The Wayne, PA-based company said it will buy NeoTract for up to $1.1 billion. The deal comes just seven months after Teleflex completed its $1 billion acquisition of Vascular Solutions.
"I'm sure that at least some of you may be a bit surprised that Teleflex is once again active in M&A so quickly after announcing the acquisition of Vascular Solutions. Well, we are not," Smith said Tuesday during a conference call.
Smith said Teleflex has made significant progress with the integration of Vascular Solutions, which he attributed largely to the company's business unit structure that allows one business to integrate and manage an acquisition while a separate unit then evaluates other acquisition opportunities.
"In fact, even while we were completing the acquisition of Vascular Solutions we told our business development group to continue to look for that next great asset, and it is our belief that we have found it in NeoTract,” Smith said.
NeoTract has seen its revenues nearly triple since it launched its UroLift technology for treating lower urinary tract symptoms due to benign prostatic hyperplasia (BPH). The system delivers permanent implants designed to hold open the urethra in order to reduce the prostate obstruction without cutting, heating, or removing prostate tissue.
The company's revenues jumped from $18 million in 2015 to $51 million in 2016, and 2017 revenues are projected to be between $115 million and $120 million. From there, Smith said, the company anticipates at least 40% growth in 2018.
The merger calls for an upfront cash payment of $725 million at closing, and up to an additional $375 million in commercial milestone payments related to sales through the end of 2020. The deal is slated to close within the next 30 days.
Unlike the last three scale acquisitions that Teleflex has completed, Smith said this acquisition does not come with a significant cost synergy opportunity because the company intends to manage NeoTract as a separate business unit to ensure its growth trajectory continues.
BPH is an age-related condition, and the market is large and unpenetrated with the potential to reach $30 billion worldwide, according to analysts.

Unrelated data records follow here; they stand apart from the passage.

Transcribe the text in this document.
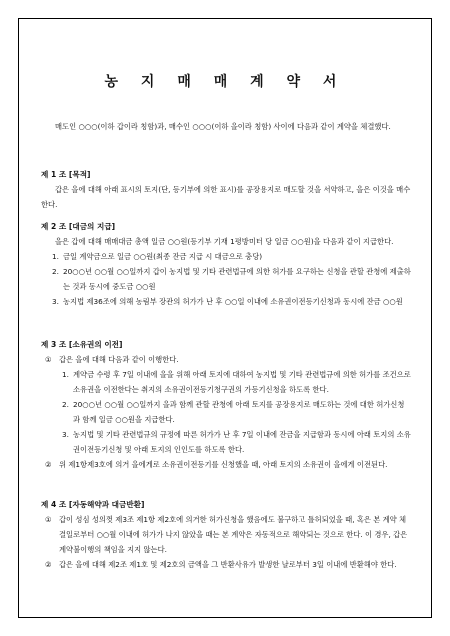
농 지 매 매 계 약 서
매도인 ○○○(이하 갑이라 칭함)과, 매수인 ○○○(이하 을이라 칭함) 사이에 다음과 같이 계약을 체결했다.
제 1 조 [목적]
갑은 을에 대해 아래 표시의 토지(단, 등기부에 의한 표시)를 공장용지로 매도할 것을 서약하고, 을은 이것을 매수한다.
제 2 조 [대금의 지급]
을은 갑에 대해 매매대금 총액 일금 ○○원(등기부 기재 1평방미터 당 일금 ○○원)을 다음과 같이 지급한다.
1. 금일 계약금으로 일금 ○○원(최종 잔금 지급 시 대금으로 충당)
2. 20○○년 ○○월 ○○일까지 갑이 농지법 및 기타 관련법규에 의한 허가를 요구하는 신청을 관할 관청에 제출하는 것과 동시에 중도금 ○○원
3. 농지법 제36조에 의해 농림부 장관의 허가가 난 후 ○○일 이내에 소유권이전등기신청과 동시에 잔금 ○○원
제 3 조 [소유권의 이전]
①	갑은 을에 대해 다음과 같이 이행한다.
1. 계약금 수령 후 7일 이내에 을을 위해 아래 토지에 대하여 농지법 및 기타 관련법규에 의한 허가를 조건으로 소유권을 이전한다는 취지의 소유권이전등기청구권의 가등기신청을 하도록 한다.
2. 20○○년 ○○월 ○○일까지 을과 함께 관할 관청에 아래 토지를 공장용지로 매도하는 것에 대한 허가신청과 함께 일금 ○○원을 지급한다.
3. 농지법 및 기타 관련법규의 규정에 따른 허가가 난 후 7일 이내에 잔금을 지급함과 동시에 아래 토지의 소유권이전등기신청 및 아래 토지의 인인도를 하도록 한다.
②	위 제1항제3호에 의거 을에게로 소유권이전등기를 신청했을 때, 아래 토지의 소유권이 을에게 이전된다.
제 4 조 [자동해약과 대금반환]
①	갑이 성심 성의껏 제3조 제1항 제2호에 의거한 허가신청을 했음에도 불구하고 틀허되었을 때, 혹은 본 계약 체결일로부터 ○○월 이내에 허가가 나지 않았을 때는 본 계약은 자동적으로 해약되는 것으로 한다. 이 경우, 갑은 계약불이행의 책임을 지지 않는다.
②	갑은 을에 대해 제2조 제1호 및 제2호의 금액을 그 반환사유가 발생한 날로부터 3일 이내에 반환해야 한다.
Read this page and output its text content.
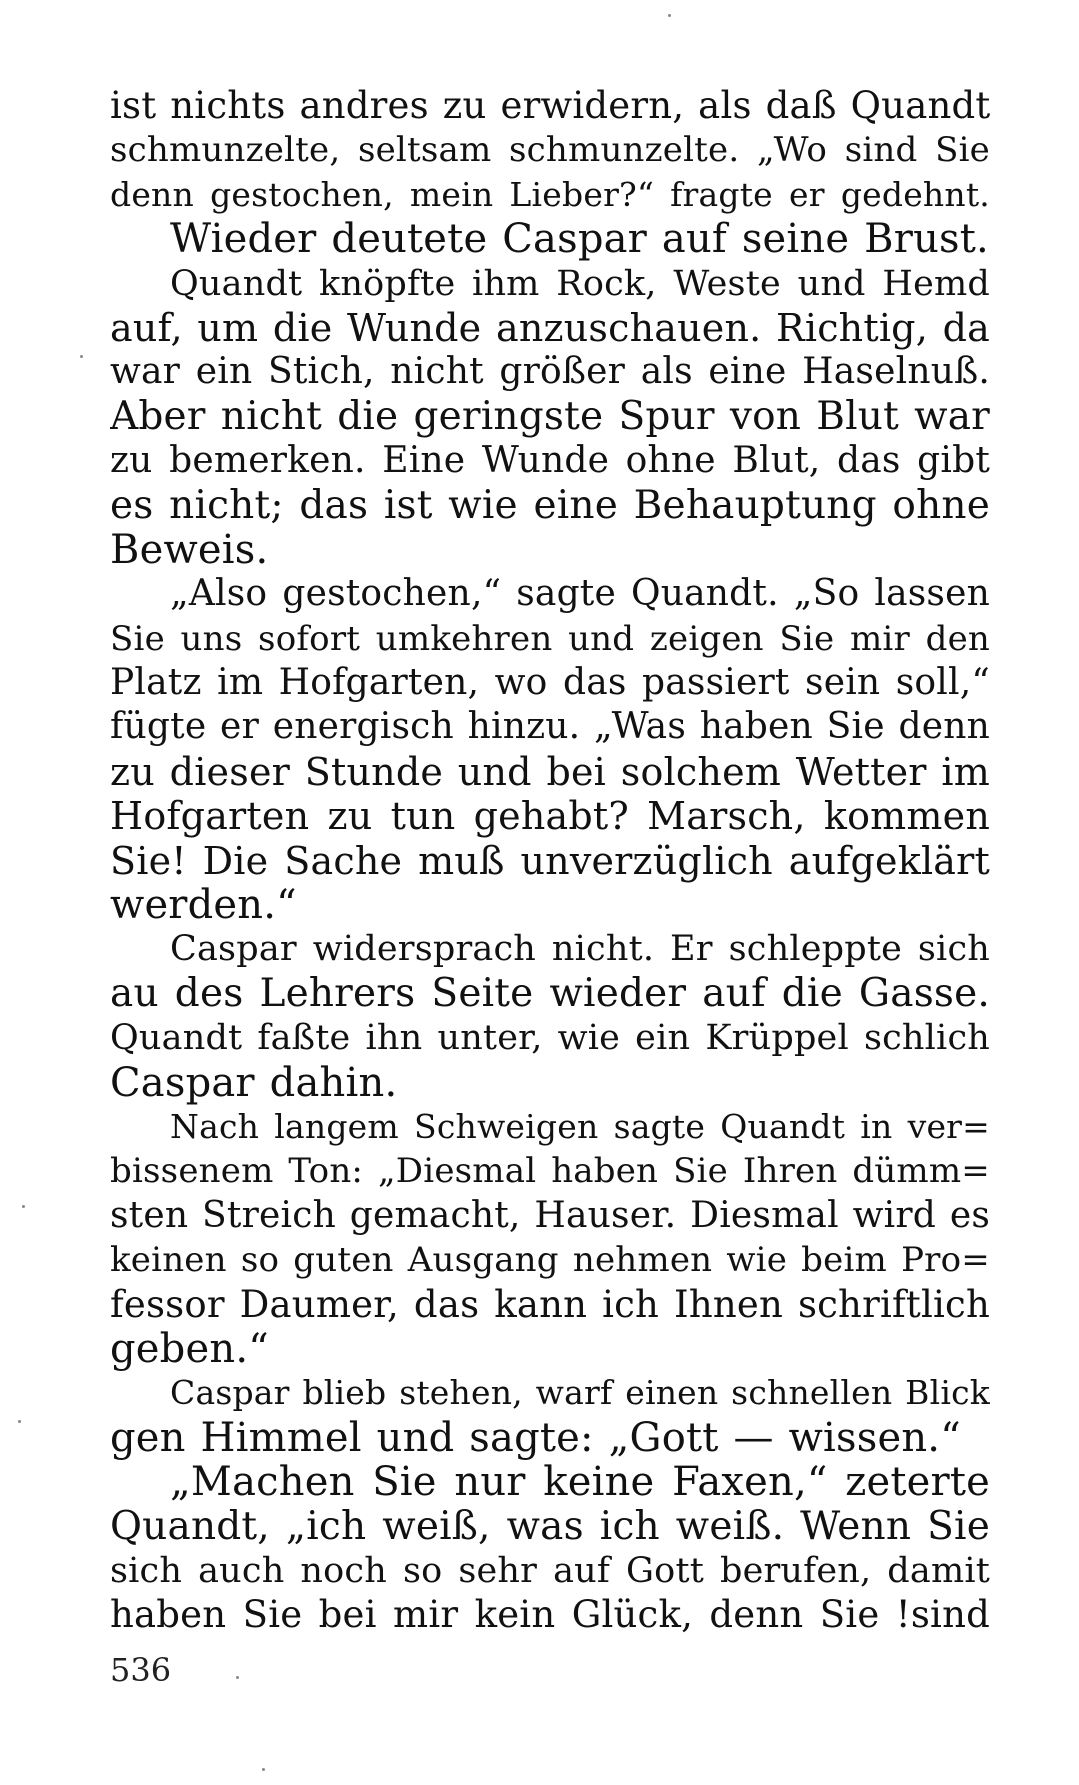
ist nichts andres zu erwidern, als daß Quandt
schmunzelte, seltsam schmunzelte. „Wo sind Sie
denn gestochen, mein Lieber?“ fragte er gedehnt.
Wieder deutete Caspar auf seine Brust.
Quandt knöpfte ihm Rock, Weste und Hemd
auf, um die Wunde anzuschauen. Richtig, da
war ein Stich, nicht größer als eine Haselnuß.
Aber nicht die geringste Spur von Blut war
zu bemerken. Eine Wunde ohne Blut, das gibt
es nicht; das ist wie eine Behauptung ohne
Beweis.
„Also gestochen,“ sagte Quandt. „So lassen
Sie uns sofort umkehren und zeigen Sie mir den
Platz im Hofgarten, wo das passiert sein soll,“
fügte er energisch hinzu. „Was haben Sie denn
zu dieser Stunde und bei solchem Wetter im
Hofgarten zu tun gehabt? Marsch, kommen
Sie! Die Sache muß unverzüglich aufgeklärt
werden.“
Caspar widersprach nicht. Er schleppte sich
au des Lehrers Seite wieder auf die Gasse.
Quandt faßte ihn unter, wie ein Krüppel schlich
Caspar dahin.
Nach langem Schweigen sagte Quandt in ver=
bissenem Ton: „Diesmal haben Sie Ihren dümm=
sten Streich gemacht, Hauser. Diesmal wird es
keinen so guten Ausgang nehmen wie beim Pro=
fessor Daumer, das kann ich Ihnen schriftlich
geben.“
Caspar blieb stehen, warf einen schnellen Blick
gen Himmel und sagte: „Gott — wissen.“
„Machen Sie nur keine Faxen,“ zeterte
Quandt, „ich weiß, was ich weiß. Wenn Sie
sich auch noch so sehr auf Gott berufen, damit
haben Sie bei mir kein Glück, denn Sie !sind
536
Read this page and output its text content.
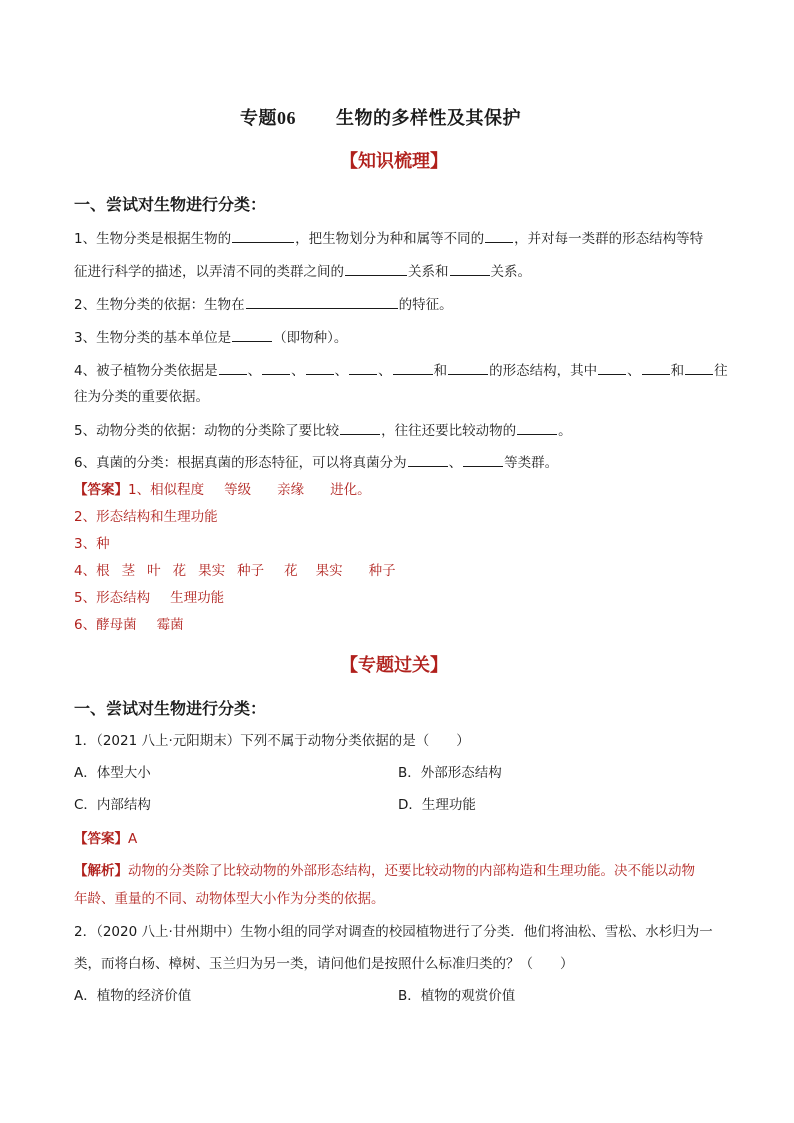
专题06 生物的多样性及其保护
【知识梳理】
一、尝试对生物进行分类：
1、生物分类是根据生物的	，把生物划分为种和属等不同的 ，并对每一类群的形态结构等特
征进行科学的描述，以弄清不同的类群之间的	关系和	关系。
2、生物分类的依据：生物在	的特征。
3、生物分类的基本单位是	（即物种）。
4、被子植物分类依据是 、 、 、 、	和	的形态结构，其中 、 和 往
往为分类的重要依据。
5、动物分类的依据：动物的分类除了要比较	，往往还要比较动物的	。
6、真菌的分类：根据真菌的形态特征，可以将真菌分为	、	等类群。
【答案】1、相似程度 等级 亲缘 进化。
2、形态结构和生理功能
3、种
4、根 茎 叶 花 果实 种子 花 果实 种子
5、形态结构 生理功能
6、酵母菌 霉菌
【专题过关】
一、尝试对生物进行分类：
1．（2021 八上·元阳期末）下列不属于动物分类依据的是（　　）
A．体型大小	B．外部形态结构
C．内部结构	D．生理功能
【答案】A
【解析】动物的分类除了比较动物的外部形态结构，还要比较动物的内部构造和生理功能。决不能以动物
年龄、重量的不同、动物体型大小作为分类的依据。
2．（2020 八上·甘州期中）生物小组的同学对调查的校园植物进行了分类．他们将油松、雪松、水杉归为一
类，而将白杨、樟树、玉兰归为另一类，请问他们是按照什么标准归类的？（　　）
A．植物的经济价值	B．植物的观赏价值
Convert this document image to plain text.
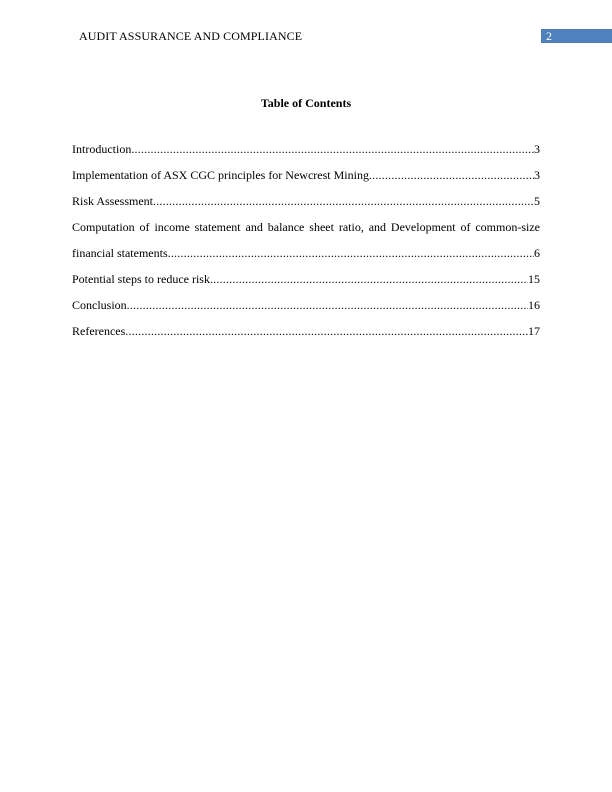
AUDIT ASSURANCE AND COMPLIANCE	2
Table of Contents
Introduction .....	3
Implementation of ASX CGC principles for Newcrest Mining .....	3
Risk Assessment .....	5
Computation of income statement and balance sheet ratio, and Development of common-size
financial statements .....	6
Potential steps to reduce risk .....	15
Conclusion .....	16
References .....	17
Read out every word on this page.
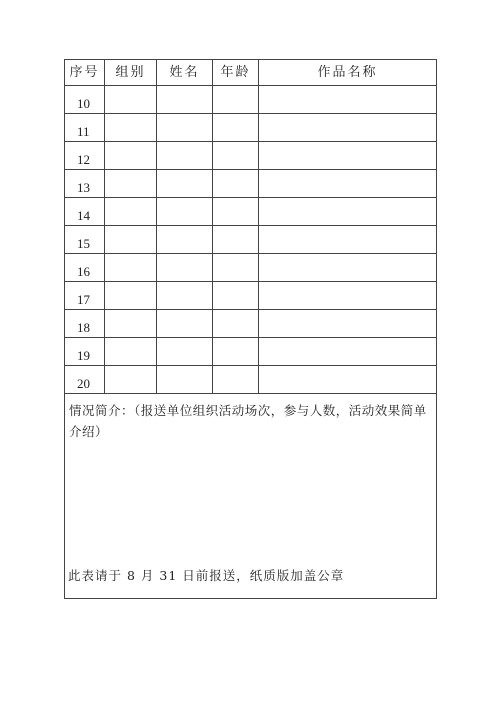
序号	组别	姓名	年龄	作品名称
10				
11				
12				
13				
14				
15				
16				
17				
18				
19				
20				
情况简介：（报送单位组织活动场次，参与人数，活动效果简单介绍）				
此表请于 8 月 31 日前报送，纸质版加盖公章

Mike Matson of Needham & Company said in a note related to the deal that Teleflex is paying a high price but views NeoTract as a unique asset with a highly differentiated technology, large potential market, rapid growth, long-term clinical data, and strong patent protection.
When asked about the company's appetite for other NeoTract-like deals, Smith said that if Teleflex can find them, the company would be keenly interested, but finding another gem like NeoTract won't be easy. "There are not many devices that are this size growing at 40% and not only have high gross margin enhancement over the next several years," he said. "So we're not necessarily counting on discovering a whole lot of these over the next couple of years, which makes us so excited to be able to pull this into our bag."